For Frank, Christmas Day was very much a busman’s holiday. If it wasn’t for the thicker television guide and the tree in his living room he could have mistaken it for just another ordinary day.
He climbed out of bed. His first step was like the first step of an astronaut back on earth after a three-month space mission in zero gravity, and he felt dizzy and fell sideways, only stopping himself from falling over completely by putting an outstretched hand on the wardrobe. The permanently ajar door temporarily closed and in the kitchen the door of the oven opened. It was the flat’s butterfly effect. He pulled open the curtains, the left one snagged and another plastic curtain hook fell from the rail and onto the floor.
‘I must fix that,’ he said to Bill, who wasn’t listening. He picked up the curtain hook and put it on the window sill with the others. He wiped the window with his hand to see outside. It was raining. ‘Bing Crosby is going to be disappointed again,’ Frank said.
He took off his pyjamas. He was already shivering from the cold but if he didn’t get dressed now he might end up staying in his bed clothes the whole day. He put on a shirt and, just to prove how like any other day it really was for him, he pulled on a plain blue V-neck jumper.

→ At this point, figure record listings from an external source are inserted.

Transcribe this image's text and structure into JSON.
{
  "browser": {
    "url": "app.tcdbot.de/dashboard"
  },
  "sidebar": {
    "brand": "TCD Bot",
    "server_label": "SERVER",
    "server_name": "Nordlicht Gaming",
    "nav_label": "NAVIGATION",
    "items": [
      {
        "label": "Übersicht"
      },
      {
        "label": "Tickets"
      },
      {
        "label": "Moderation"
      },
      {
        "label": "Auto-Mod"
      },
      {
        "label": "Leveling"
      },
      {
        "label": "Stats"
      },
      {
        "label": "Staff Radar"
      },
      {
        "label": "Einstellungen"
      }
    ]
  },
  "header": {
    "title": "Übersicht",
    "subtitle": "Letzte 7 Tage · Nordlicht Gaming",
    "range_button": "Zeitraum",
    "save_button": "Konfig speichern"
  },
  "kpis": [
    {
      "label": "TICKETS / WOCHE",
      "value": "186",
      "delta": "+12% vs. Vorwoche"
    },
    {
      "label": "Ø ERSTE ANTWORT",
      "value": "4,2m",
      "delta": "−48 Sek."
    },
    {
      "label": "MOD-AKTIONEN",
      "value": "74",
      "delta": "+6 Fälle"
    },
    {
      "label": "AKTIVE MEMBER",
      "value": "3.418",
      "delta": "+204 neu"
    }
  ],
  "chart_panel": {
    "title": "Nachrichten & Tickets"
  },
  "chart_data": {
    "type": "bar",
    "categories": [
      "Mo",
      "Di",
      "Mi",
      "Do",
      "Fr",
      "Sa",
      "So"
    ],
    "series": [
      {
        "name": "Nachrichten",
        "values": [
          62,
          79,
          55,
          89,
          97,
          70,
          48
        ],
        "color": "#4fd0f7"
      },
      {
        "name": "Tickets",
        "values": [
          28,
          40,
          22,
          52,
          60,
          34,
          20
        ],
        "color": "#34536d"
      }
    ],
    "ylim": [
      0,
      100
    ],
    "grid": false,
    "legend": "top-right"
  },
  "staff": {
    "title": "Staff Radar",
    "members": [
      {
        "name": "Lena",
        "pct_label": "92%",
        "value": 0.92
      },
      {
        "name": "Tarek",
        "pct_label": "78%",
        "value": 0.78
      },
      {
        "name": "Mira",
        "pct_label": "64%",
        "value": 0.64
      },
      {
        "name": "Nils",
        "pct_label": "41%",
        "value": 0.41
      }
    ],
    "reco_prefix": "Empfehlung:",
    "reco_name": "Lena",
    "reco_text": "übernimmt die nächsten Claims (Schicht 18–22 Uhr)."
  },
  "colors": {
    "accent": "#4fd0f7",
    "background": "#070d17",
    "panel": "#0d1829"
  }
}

There was no reindeer or Santa Claus in the knitting pattern, and if he’d pressed the jumper with his thumb, ‘Jingle Bells’ would not have played. He gently began to pull his trousers out from under the sleeping cat like a tablecloth on a laid table, but Bill woke up immediately and trotted off into the hall with what might or might not have been a grumpy look on his face. There was no way of knowing.